Visual identity

The film is be told through shadow movement (of a live actor) against real and drawn architectural spaces, which accords the control of lighting and choice of shadow projection surfaces much importance. Shooting will be partly on location and partly on set.

We follow the protagonist, a nameless ‘She’, mainly through observation of her shadow. ‘She’ casts her shadow across the architecture of what appears to be her modernist home. Driven by a script derived from grammatically transformed user manuals (with instructions turned into reports), an uncannily enthusiastic voice off-screen relates her daily activities, lending the most mundane of them the thrill of a new experience. The voice relates only her interactions with devices and objects, which seems innocent enough, though suffused with cultural and psychological baggage. For example, there is a strong undercurrent of technological utopianism (reminiscent of the 1959 Nixon-Khrushchev Kitchen Debate). Meanwhile, the visual action reveals another story, also incorporating the devices she uses, but mysterious and darker in tone, involving other agents.

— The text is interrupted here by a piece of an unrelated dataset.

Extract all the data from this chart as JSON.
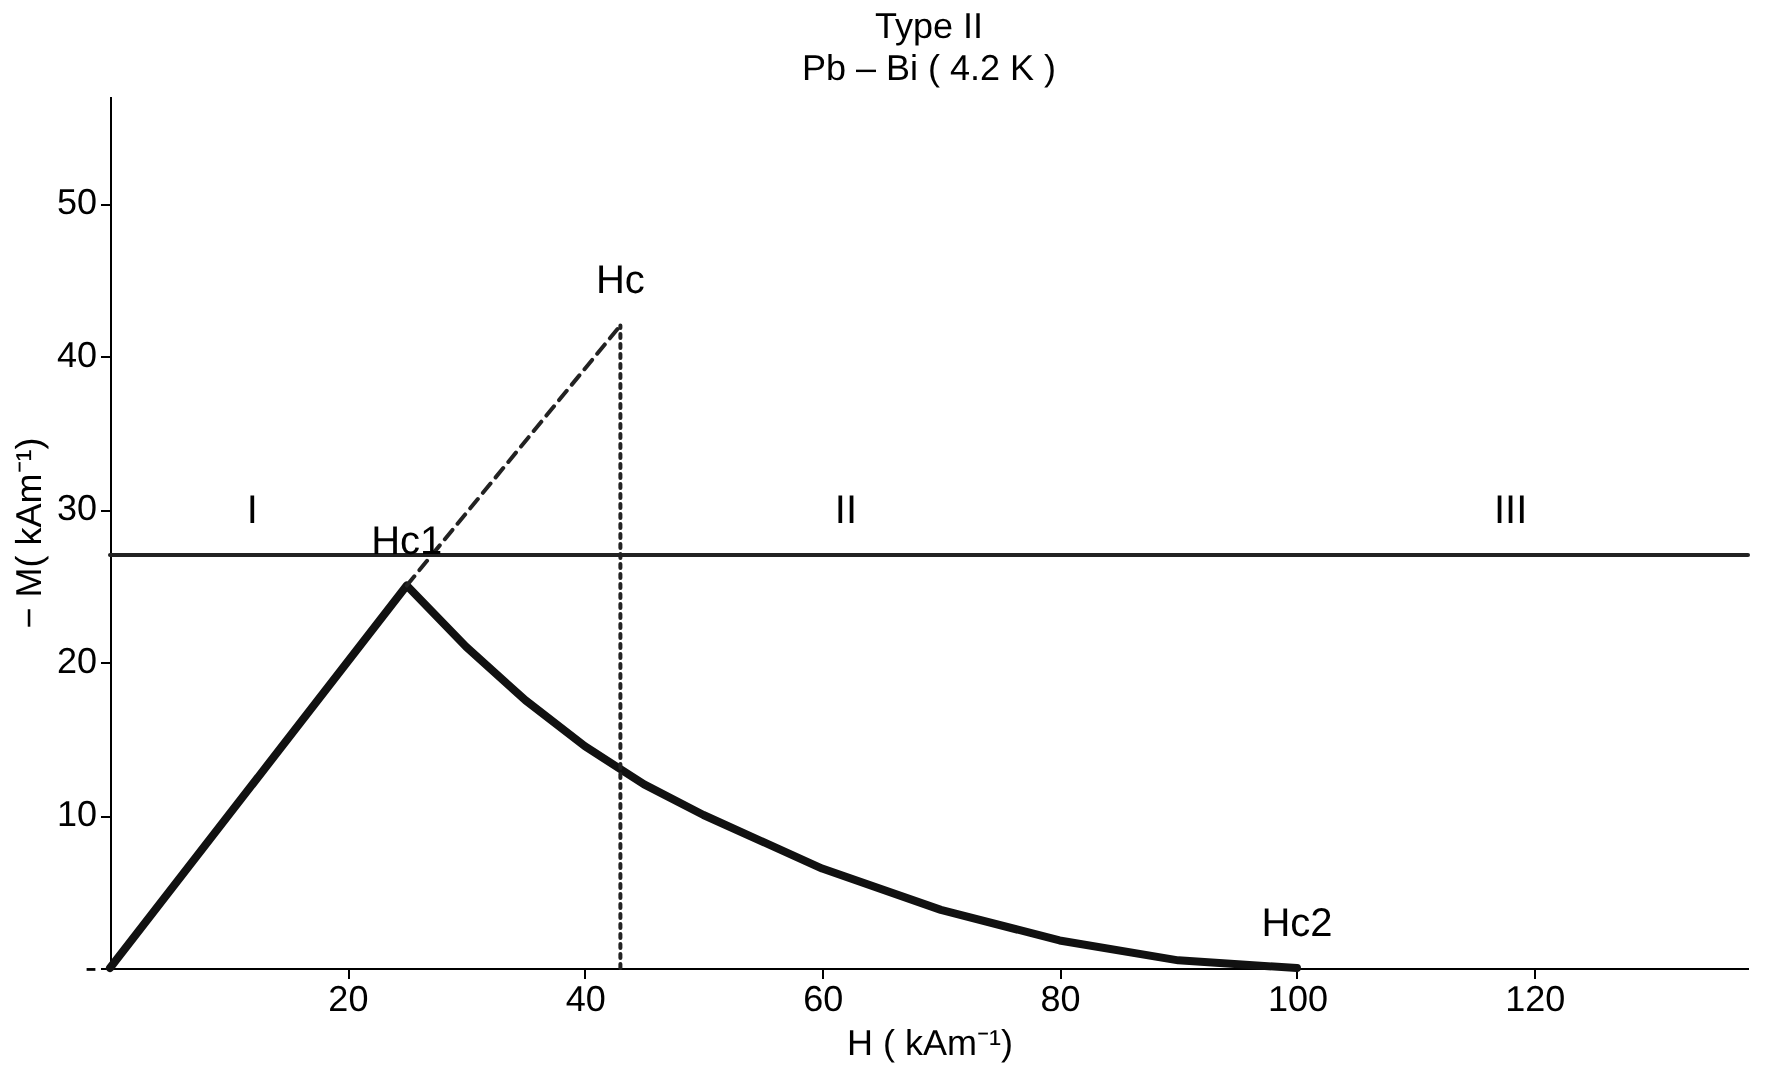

We see her distorted shadow thrown in hard contrast over sparse rectilinear spaces and surfaces. The distorted self of the protagonist stands against the ‘absolutes’ and ‘undisputables’ of hardware, modernity, progress.

The mise-en-scène stylized through stark lighting, high contrast, and austere interiors lift the narrative out of a particular moment in time (just as the voice ranges over texts from the early 20th century up to the present day). Despite the superficial sunshine of her life, the atmosphere is moody, beguiling. We can’t quite trust anything we see, or hear. Aspects of a neo-expressionist visual style are developed into a true tech-noir, where the telos of the surrounding technologies, ostensibly our enablers and helpers, is anything but clear.

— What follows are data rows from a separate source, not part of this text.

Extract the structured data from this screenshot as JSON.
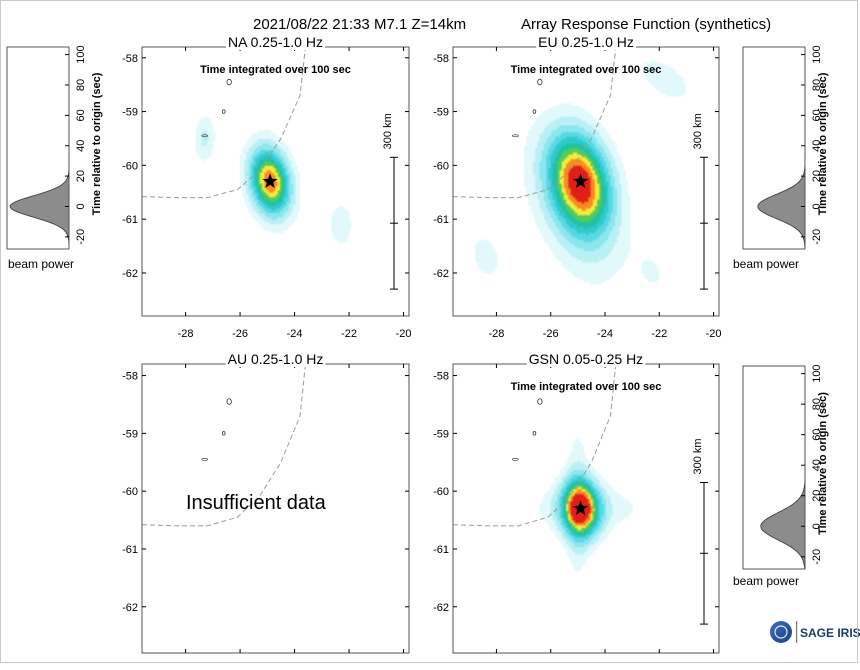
{
  "header": {
    "event": "2021/08/22 21:33  M7.1  Z=14km",
    "title": "Array Response Function (synthetics)"
  },
  "common": {
    "integration_note": "Time integrated over 100 sec",
    "scale_label": "300 km",
    "beam_power_label": "beam power",
    "time_axis_label": "Time relative to origin (sec)",
    "insufficient": "Insufficient data",
    "logo_text": "SAGE IRIS"
  },
  "colors": {
    "beam_fill": "#8c8c8c",
    "coast": "#9a9a9a",
    "star": "#000000",
    "frame": "#555555"
  },
  "chart_data": [
    {
      "type": "heatmap",
      "title": "NA  0.25-1.0 Hz",
      "x_ticks": [
        -28,
        -26,
        -24,
        -22,
        -20
      ],
      "y_ticks": [
        -58,
        -59,
        -60,
        -61,
        -62
      ],
      "xlim": [
        -29.6,
        -19.8
      ],
      "ylim": [
        -62.8,
        -57.8
      ],
      "epicenter": {
        "lon": -24.9,
        "lat": -60.3
      },
      "has_data": true,
      "blobs": [
        {
          "lon": -24.9,
          "lat": -60.3,
          "sx": 0.55,
          "sy": 0.42,
          "rot": -25,
          "amp": 1.0
        },
        {
          "lon": -27.3,
          "lat": -59.5,
          "sx": 0.28,
          "sy": 0.33,
          "rot": -20,
          "amp": 0.22
        },
        {
          "lon": -22.3,
          "lat": -61.1,
          "sx": 0.3,
          "sy": 0.3,
          "rot": -20,
          "amp": 0.2
        }
      ]
    },
    {
      "type": "heatmap",
      "title": "EU  0.25-1.0 Hz",
      "x_ticks": [
        -28,
        -26,
        -24,
        -22,
        -20
      ],
      "y_ticks": [
        -58,
        -59,
        -60,
        -61,
        -62
      ],
      "xlim": [
        -29.6,
        -19.8
      ],
      "ylim": [
        -62.8,
        -57.8
      ],
      "epicenter": {
        "lon": -24.9,
        "lat": -60.3
      },
      "has_data": true,
      "blobs": [
        {
          "lon": -24.9,
          "lat": -60.3,
          "sx": 0.85,
          "sy": 0.6,
          "rot": -25,
          "amp": 1.0
        },
        {
          "lon": -25.2,
          "lat": -60.9,
          "sx": 1.4,
          "sy": 0.75,
          "rot": -35,
          "amp": 0.2
        },
        {
          "lon": -21.8,
          "lat": -58.4,
          "sx": 0.9,
          "sy": 0.3,
          "rot": -15,
          "amp": 0.15
        },
        {
          "lon": -28.4,
          "lat": -61.7,
          "sx": 0.7,
          "sy": 0.5,
          "rot": -20,
          "amp": 0.12
        },
        {
          "lon": -22.2,
          "lat": -62.0,
          "sx": 0.6,
          "sy": 0.4,
          "rot": -20,
          "amp": 0.1
        }
      ]
    },
    {
      "type": "heatmap",
      "title": "AU  0.25-1.0 Hz",
      "x_ticks": [
        -28,
        -26,
        -24,
        -22,
        -20
      ],
      "y_ticks": [
        -58,
        -59,
        -60,
        -61,
        -62
      ],
      "xlim": [
        -29.6,
        -19.8
      ],
      "ylim": [
        -62.8,
        -57.8
      ],
      "has_data": false,
      "blobs": []
    },
    {
      "type": "heatmap",
      "title": "GSN  0.05-0.25 Hz",
      "x_ticks": [
        -28,
        -26,
        -24,
        -22,
        -20
      ],
      "y_ticks": [
        -58,
        -59,
        -60,
        -61,
        -62
      ],
      "xlim": [
        -29.6,
        -19.8
      ],
      "ylim": [
        -62.8,
        -57.8
      ],
      "epicenter": {
        "lon": -24.9,
        "lat": -60.3
      },
      "has_data": true,
      "blobs": [
        {
          "lon": -24.9,
          "lat": -60.3,
          "sx": 0.5,
          "sy": 0.36,
          "rot": -5,
          "amp": 1.0
        },
        {
          "lon": -24.6,
          "lat": -60.3,
          "sx": 1.7,
          "sy": 0.28,
          "rot": 0,
          "amp": 0.16
        },
        {
          "lon": -25.0,
          "lat": -60.2,
          "sx": 0.3,
          "sy": 1.3,
          "rot": 0,
          "amp": 0.14
        }
      ]
    },
    {
      "type": "area",
      "title": "",
      "xlabel": "beam power",
      "ylabel": "Time relative to origin (sec)",
      "y_ticks": [
        -20,
        0,
        20,
        40,
        60,
        80,
        100
      ],
      "ylim": [
        -28,
        105
      ],
      "series": [
        {
          "peak_time": 0,
          "width": 7,
          "peak_power": 1.0
        }
      ]
    },
    {
      "type": "area",
      "title": "",
      "xlabel": "beam power",
      "ylabel": "Time relative to origin (sec)",
      "y_ticks": [
        -20,
        0,
        20,
        40,
        60,
        80,
        100
      ],
      "ylim": [
        -28,
        105
      ],
      "series": [
        {
          "peak_time": 0,
          "width": 8,
          "peak_power": 0.8
        }
      ]
    },
    {
      "type": "area",
      "title": "",
      "xlabel": "beam power",
      "ylabel": "Time relative to origin (sec)",
      "y_ticks": [
        -20,
        0,
        20,
        40,
        60,
        80,
        100
      ],
      "ylim": [
        -28,
        105
      ],
      "series": [
        {
          "peak_time": 0,
          "width": 9,
          "peak_power": 0.75
        }
      ]
    }
  ]
}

Example of the washing machine:
The Cold War’s ‘space race’ was the driving force behind technological developments and spin-offs that led to the boom in electric household appliances

Her machine’s computer brain had not one moving part, giving it the kind of reliability that put man on the moon.

It is telling that it’s always the woman doing the laundry, even in the age of man on the moon. Installation of the machine, and maintenance, is also the domain of men.

Installation hints for the man of the house.
Maintenance and repair of her machine was a job for an expert service man.